Cerami: Perché no? Sai, i testi non bisogne¬rebbe mai considerarli chiusi in sé. Ogni testo rimanda a qualcos'altro. Tutti i libri, messi insieme, sono un solo libro universale. Il gioco consiste nello spostare i capitoli. Creare ordini sempre diversi. Balzac e Dickens, per esem¬pio, potrebbero benissimo convivere... formare un capitolo di questo enorme unico libro.
De Luca: Non ti pare che anche la traduzione sia una sorta di riscrittura?

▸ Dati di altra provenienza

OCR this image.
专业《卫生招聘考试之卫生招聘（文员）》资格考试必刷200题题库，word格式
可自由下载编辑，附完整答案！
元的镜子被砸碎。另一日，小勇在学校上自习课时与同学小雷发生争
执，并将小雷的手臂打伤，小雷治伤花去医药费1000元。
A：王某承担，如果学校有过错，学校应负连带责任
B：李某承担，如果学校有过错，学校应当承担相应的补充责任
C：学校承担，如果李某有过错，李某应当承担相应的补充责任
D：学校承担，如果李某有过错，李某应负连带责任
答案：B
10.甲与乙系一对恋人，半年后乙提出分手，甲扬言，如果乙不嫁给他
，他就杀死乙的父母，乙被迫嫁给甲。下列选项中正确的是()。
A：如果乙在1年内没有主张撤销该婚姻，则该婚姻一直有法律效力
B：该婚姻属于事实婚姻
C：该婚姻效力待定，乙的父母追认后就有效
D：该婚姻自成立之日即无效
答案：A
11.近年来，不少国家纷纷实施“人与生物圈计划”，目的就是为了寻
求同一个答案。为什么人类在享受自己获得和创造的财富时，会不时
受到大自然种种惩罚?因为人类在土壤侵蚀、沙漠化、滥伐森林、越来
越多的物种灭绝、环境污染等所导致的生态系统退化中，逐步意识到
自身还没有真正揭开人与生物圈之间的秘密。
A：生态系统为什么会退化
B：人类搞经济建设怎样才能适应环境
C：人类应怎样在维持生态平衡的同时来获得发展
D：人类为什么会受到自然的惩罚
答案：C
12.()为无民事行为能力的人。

Cerami: Vastissimo e complesso campo quello della traduzione. Sì che è riscrittura. Ho fatto due esperienze di traduzione. Per gli Oscar Mondadori ho tradotto delle fiabe romanesche in lingua italiana. L'esperienza è particolare. Non è tanto tradurre da una lingua a un'altra, quanto da una cultura — nel caso specifico, quella popolare — a un'altra, quella letteraria; da una cultura orale a una cultura scritta e letteraria. Si è trattato di restituire il senso della fabulazione popolare e del ritmo tipico di parlato favolistico…

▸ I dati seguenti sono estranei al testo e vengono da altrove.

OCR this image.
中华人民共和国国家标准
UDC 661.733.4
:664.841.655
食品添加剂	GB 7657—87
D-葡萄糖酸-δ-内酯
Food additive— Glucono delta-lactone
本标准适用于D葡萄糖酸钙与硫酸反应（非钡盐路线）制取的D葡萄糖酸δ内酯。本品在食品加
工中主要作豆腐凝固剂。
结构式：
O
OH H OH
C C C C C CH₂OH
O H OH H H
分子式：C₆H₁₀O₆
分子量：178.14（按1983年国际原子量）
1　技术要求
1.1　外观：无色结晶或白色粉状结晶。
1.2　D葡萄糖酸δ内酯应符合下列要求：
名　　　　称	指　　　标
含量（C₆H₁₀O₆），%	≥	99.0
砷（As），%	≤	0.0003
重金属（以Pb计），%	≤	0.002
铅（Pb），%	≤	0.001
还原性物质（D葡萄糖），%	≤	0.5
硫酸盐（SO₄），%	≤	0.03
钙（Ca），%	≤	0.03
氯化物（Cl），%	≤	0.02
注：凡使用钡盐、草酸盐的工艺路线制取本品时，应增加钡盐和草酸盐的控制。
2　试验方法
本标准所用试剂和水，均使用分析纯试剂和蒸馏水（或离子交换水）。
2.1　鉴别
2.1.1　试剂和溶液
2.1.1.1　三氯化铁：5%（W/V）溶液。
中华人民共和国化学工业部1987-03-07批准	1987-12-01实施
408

Pregi e difetti della parodia
De Luca: Un caso particolare di riscrittura è la parodia. Aspirerebbe per un verso a replicare l'opera di partenza, a rispecchiarla, ma, per altro verso, la deforma, ne cambia i connotati; in una parola, sembra rifiutarla.
Cerami: Non mi è mai capitato di fare una parodia. Come tu dici giustamente, la parodia tende a cancellare l'opera originale; io aggiungerei che tende a ridicolizzarla. E questa tendenza non è di per sé spregevole. A condizione che venga conservata l'autonomia dell'opera che si fà, cioè della parodia medesima. L'autonomia garantisce una parodia apprezzabile, buona. Se una parodia non riesce a sganciarsi dall'opera di partenza, se la ricorda troppo, vuol dire che la parodia è sbagliata. Sono stato tentato di scrivere una parodia. Volevo prendere un romanzo di Zola e riscriverlo, ambientandolo nella Roma attuale. Ma è rimasta soltanto una intenzione, un progetto.
Nel cinema la parodia è stata utilizzata abbastanza. Pensa alle varie parodie comiche dei film di 007. Basta che un film abbia successo perché addirittura nasca un filone di parodia. Ma grandi risultati le parodie cinematografiche non li hanno dati.